La joven vaciló un instante antes de responder
pero, tranquilizada por la mirada del capitán, se decidió
a hablar.
-Señor - dijo -, deseaba reunirme con mi padre
en Charleston. La ciudad está cercada por tierra y bloqueada por
mar, y desesperaba de poder entrar en ella cuando supe que el
Delfín se proponía forzar el bloqueo. Entonces
decidí embarcarme en su buque señor, y le ruego que me
perdone lo haya hecho sin su consentimiento, pues seguramente usted no
me lo hubiera permitido.
-Cierto -respondió Playfair.
-Hice, pues, bien en no pedírselo
-replicó la joven con voz más segura.
El capitán se cruzó de brazos, dio una
vuelta por el camarote, y dijo luego:
-¿Cómo se llama usted?
-Jenny Halliburtt.
-Su padre, si no recuerdo mal las señas de las
cartas encontradas en la maleta de Crockston, es de Boston.
-Sí, señor.
-¿Y un hombre del norte se halla en una ciudad
del Sur en lo más recio de la guerra de los Estados Unidos?
-Mi padre ha sido hecho prisionero, señor. Se
hallaba en Charleston cuando se dispararon los primeros tiros de la
guerra civil y las tropas de la Unión fueron desalojadas del
fuerte Sumter por los confederados. Las opiniones de mi padre le
hacían odioso a los esclavistas, y con menosprecio de todos los
derechos fue encerrado en una cárcel por orden del general
Beauregard. Yo estaba entonces en Inglaterra en casa de un pariente que
acaba de morir, sola, y sin más apoyo que el de Crockston, el
más fiel servidor de mi familia, y he querido reunirme con mi
padre para participar de su suerte.
-¿Qué era, pues, mister
Halliburtt? - preguntó el capitán.
-Un leal y valiente periodista - repuso Jenny con
orgullo -, uno de los más dignos redactores de La
tribune1, el que con
más intrepidez ha defendido la causa de los negros.

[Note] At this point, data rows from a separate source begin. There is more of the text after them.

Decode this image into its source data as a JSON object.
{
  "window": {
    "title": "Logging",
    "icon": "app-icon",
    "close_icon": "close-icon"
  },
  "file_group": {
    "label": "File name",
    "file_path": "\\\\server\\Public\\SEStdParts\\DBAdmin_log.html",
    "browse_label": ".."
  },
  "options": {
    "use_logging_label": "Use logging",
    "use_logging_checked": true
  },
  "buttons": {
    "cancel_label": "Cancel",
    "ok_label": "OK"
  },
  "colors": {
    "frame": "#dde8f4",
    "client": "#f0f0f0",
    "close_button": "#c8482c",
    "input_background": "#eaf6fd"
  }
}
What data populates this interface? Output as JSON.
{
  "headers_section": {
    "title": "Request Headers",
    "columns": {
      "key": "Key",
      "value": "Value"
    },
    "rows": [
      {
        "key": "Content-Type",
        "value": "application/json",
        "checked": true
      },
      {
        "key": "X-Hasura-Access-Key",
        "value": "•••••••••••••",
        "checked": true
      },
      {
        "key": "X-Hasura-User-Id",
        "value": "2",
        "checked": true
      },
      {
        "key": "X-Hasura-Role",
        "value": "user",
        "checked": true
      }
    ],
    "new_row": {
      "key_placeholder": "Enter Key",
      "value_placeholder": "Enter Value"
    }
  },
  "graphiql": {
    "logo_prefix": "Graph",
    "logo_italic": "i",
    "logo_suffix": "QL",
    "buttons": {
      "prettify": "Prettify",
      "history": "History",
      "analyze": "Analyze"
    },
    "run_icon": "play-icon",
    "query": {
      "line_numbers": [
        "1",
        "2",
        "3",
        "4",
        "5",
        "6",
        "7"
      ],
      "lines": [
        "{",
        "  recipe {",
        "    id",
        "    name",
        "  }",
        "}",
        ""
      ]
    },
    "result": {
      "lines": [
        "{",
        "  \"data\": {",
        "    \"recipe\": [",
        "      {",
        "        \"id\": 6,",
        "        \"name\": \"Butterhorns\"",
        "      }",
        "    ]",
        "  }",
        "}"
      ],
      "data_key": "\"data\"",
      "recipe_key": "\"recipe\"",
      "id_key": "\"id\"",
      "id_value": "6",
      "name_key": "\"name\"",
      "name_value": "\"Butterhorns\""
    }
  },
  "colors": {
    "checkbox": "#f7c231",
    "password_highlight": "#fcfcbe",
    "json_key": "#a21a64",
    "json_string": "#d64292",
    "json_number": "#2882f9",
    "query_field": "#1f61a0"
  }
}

-¡Un abolicionista! -exclamó Playfair -
¡Uno de esos hombres que so pretexto de abolir la esclavitud
cubre su Patria de sangre y ruinas!
-Señor - repuso Jenny Halliburtt, palideciendo
al oír insultar a su padre -, le ruego que no olvide que soy yo
aquí la única que puede defenderle.
Vivo rubor cubrió las mejillas del
capitán, y una cólera, mezclada de vergüenza se
apoderó de él. Iba tal vez a responder groseramente a la
joven, pero logró contenerse, y abriendo la puerta de su
camarote gritó:
-¡Contramaestre!
El contramaestre se presentó enseguida.
-Este camarote - le dijo Playfair -, será desde
este momento el de miss Jenny Halliburtt. Que se me prepare una
cama en el fondo de la toldilla. No necesito nada más.
El contramaestre miró estupefacto al grumete, a
quien daban un nombre femenino, pero el capitán le hizo una
seña y salió apresuradamente a cumplir la orden
recibida.
-Está usted en su casa, miss -
añadió Jacobo Playfair, y se retiró.

1. Periódico que
defendía la abolición de la esclavitud.